Q. Wasn't all this debated years ago?
A. The FCC has so far enforced "open Internet" rules with the 1996 Telecommunications Act, which was intended to encourage competition in the telephone and cable industry. However, a federal appeals court knocked down that approach.
President Barack Obama and consumer advocates say a better tack would be to apply Title II of the 1934 Communications Act. Written 80 years ago with radio, telegraph and phone service in mind (most households didn't own a TV), that law prohibits companies from charging unreasonable rates or threatening access to services that are critical to society. That's what Wheeler proposed Wednesday.
Q. What does this mean for smartphones?
Even wireless carriers will fall under Title II if Wheeler's proposal is approved. That's important given that mobile phones are becoming the primary way that many people watch online video, play games, read and shop. The FCC estimates that about 55 percent of all Internet traffic now travels over mobile broadband networks.
A video service couldn't be blocked or slowed down, for instance, because it competes with an offering from the carrier. The proposal also extends to apps. Verizon, AT&T and T-Mobile are developing a mobile payment system called Softcard, for instance, and blocking access to rival payment apps such as Apple Pay would be barred.
Q: So what's not to like about net neutrality?
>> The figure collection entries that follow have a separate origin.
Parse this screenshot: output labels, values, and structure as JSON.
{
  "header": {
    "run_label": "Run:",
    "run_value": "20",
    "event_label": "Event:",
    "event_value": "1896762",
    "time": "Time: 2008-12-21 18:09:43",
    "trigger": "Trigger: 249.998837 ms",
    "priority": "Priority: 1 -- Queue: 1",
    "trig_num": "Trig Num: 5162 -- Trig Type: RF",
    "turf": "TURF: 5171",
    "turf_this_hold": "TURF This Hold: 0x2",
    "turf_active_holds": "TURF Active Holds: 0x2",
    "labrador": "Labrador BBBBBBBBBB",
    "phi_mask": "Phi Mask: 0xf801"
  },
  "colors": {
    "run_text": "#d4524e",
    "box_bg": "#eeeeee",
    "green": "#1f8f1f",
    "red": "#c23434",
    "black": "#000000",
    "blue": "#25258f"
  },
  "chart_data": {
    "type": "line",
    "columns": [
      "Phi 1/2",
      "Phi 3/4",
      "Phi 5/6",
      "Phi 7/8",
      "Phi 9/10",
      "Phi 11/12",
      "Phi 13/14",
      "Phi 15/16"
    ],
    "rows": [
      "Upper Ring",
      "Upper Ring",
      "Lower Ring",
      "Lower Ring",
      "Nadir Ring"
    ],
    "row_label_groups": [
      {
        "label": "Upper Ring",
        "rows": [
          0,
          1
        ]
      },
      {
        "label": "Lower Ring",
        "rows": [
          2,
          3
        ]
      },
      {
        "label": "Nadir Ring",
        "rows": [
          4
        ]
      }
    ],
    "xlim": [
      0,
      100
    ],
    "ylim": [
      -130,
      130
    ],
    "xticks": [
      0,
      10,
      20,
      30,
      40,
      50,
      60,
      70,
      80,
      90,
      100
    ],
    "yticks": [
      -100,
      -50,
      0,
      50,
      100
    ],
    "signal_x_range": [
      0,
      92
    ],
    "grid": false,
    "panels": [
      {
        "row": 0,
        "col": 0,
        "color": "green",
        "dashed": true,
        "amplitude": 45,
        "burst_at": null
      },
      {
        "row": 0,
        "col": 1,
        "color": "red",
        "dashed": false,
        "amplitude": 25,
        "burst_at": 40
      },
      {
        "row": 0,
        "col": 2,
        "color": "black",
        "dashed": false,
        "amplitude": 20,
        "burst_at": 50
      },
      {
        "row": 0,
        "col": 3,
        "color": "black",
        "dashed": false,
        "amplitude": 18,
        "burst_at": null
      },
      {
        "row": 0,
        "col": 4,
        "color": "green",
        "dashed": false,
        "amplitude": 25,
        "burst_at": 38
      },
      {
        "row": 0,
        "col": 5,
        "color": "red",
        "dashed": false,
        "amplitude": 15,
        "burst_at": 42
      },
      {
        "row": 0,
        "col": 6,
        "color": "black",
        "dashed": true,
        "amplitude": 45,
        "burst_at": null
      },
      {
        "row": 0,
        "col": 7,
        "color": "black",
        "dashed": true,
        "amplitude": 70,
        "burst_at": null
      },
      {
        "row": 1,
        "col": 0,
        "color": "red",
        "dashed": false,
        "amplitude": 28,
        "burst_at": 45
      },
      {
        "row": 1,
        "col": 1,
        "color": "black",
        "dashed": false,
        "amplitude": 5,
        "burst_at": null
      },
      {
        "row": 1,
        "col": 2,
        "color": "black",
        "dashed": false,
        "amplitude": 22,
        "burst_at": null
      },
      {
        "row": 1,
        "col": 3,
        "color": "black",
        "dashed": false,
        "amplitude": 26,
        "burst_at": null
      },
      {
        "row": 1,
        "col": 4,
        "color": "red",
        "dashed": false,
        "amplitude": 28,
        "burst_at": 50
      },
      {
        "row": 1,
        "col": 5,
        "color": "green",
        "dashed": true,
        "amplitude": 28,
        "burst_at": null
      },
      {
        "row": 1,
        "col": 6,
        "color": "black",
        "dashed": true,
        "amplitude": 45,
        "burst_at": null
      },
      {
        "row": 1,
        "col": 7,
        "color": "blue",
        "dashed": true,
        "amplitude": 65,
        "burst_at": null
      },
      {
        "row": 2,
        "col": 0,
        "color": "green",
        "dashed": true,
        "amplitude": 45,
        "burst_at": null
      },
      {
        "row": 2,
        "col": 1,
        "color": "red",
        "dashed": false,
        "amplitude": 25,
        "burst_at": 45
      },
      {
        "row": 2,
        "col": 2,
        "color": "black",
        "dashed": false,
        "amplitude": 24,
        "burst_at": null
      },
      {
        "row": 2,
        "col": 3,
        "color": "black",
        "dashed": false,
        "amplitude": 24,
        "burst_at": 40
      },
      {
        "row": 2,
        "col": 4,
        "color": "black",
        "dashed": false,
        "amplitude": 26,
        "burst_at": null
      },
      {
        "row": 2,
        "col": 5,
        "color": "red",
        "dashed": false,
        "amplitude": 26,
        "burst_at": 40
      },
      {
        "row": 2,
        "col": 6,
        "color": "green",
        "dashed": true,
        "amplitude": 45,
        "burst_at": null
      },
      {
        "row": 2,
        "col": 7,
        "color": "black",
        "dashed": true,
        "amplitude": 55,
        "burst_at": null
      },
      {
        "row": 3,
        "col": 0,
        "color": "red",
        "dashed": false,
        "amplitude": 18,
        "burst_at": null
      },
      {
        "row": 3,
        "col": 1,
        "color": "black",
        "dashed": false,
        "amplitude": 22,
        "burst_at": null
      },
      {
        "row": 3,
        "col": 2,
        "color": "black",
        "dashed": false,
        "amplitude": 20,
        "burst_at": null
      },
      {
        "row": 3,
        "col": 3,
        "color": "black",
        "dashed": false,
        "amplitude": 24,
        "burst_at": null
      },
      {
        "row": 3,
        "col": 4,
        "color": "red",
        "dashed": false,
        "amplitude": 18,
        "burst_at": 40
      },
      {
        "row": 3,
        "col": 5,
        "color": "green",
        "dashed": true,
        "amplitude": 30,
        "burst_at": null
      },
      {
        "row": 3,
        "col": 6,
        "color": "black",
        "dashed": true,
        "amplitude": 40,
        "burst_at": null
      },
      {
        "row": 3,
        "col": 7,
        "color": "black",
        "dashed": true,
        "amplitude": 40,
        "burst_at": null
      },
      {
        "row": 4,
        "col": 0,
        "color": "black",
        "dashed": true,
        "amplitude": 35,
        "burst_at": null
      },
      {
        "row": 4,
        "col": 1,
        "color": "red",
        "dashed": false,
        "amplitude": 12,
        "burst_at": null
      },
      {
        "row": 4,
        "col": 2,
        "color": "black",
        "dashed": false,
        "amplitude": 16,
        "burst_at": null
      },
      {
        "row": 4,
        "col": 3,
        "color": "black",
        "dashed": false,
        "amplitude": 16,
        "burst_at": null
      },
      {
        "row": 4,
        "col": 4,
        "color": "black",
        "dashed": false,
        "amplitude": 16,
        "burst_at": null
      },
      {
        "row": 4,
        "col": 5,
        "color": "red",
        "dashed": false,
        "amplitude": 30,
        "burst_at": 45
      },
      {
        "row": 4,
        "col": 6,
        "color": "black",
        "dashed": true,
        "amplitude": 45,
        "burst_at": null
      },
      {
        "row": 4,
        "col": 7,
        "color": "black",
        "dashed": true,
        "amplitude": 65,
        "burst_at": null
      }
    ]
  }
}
Internet service providers say they back the concept. But they don't want to face more (read: costly) regulation and claim it would hurt the economy.
Their argument goes something like this: The Internet has been progressing just fine the way it is currently set up, thanks in parts to their expensive investments in network upgrades that have improved the quality of high-speed service and expanded its availability. More regulation will cost them more money — money they would otherwise spend on expanding and improving their networks, they say. That would have the trickle-down effect of hurting business creation and jobs.
Q: Will changing how ISPs are regulated also change my Internet bill?
It's likely too early to say. Wheeler reasons Internet service providers should still retain their pricing flexibility because he isn't suggesting implementing the part of Title II that would let the FCC set rates. Nor is he suggesting adding on the same taxes and special fees that Title II provisions have slapped on monthly utility bills for decades.
AP Technology Writer Anick Jesdanun contributed to this story from New York.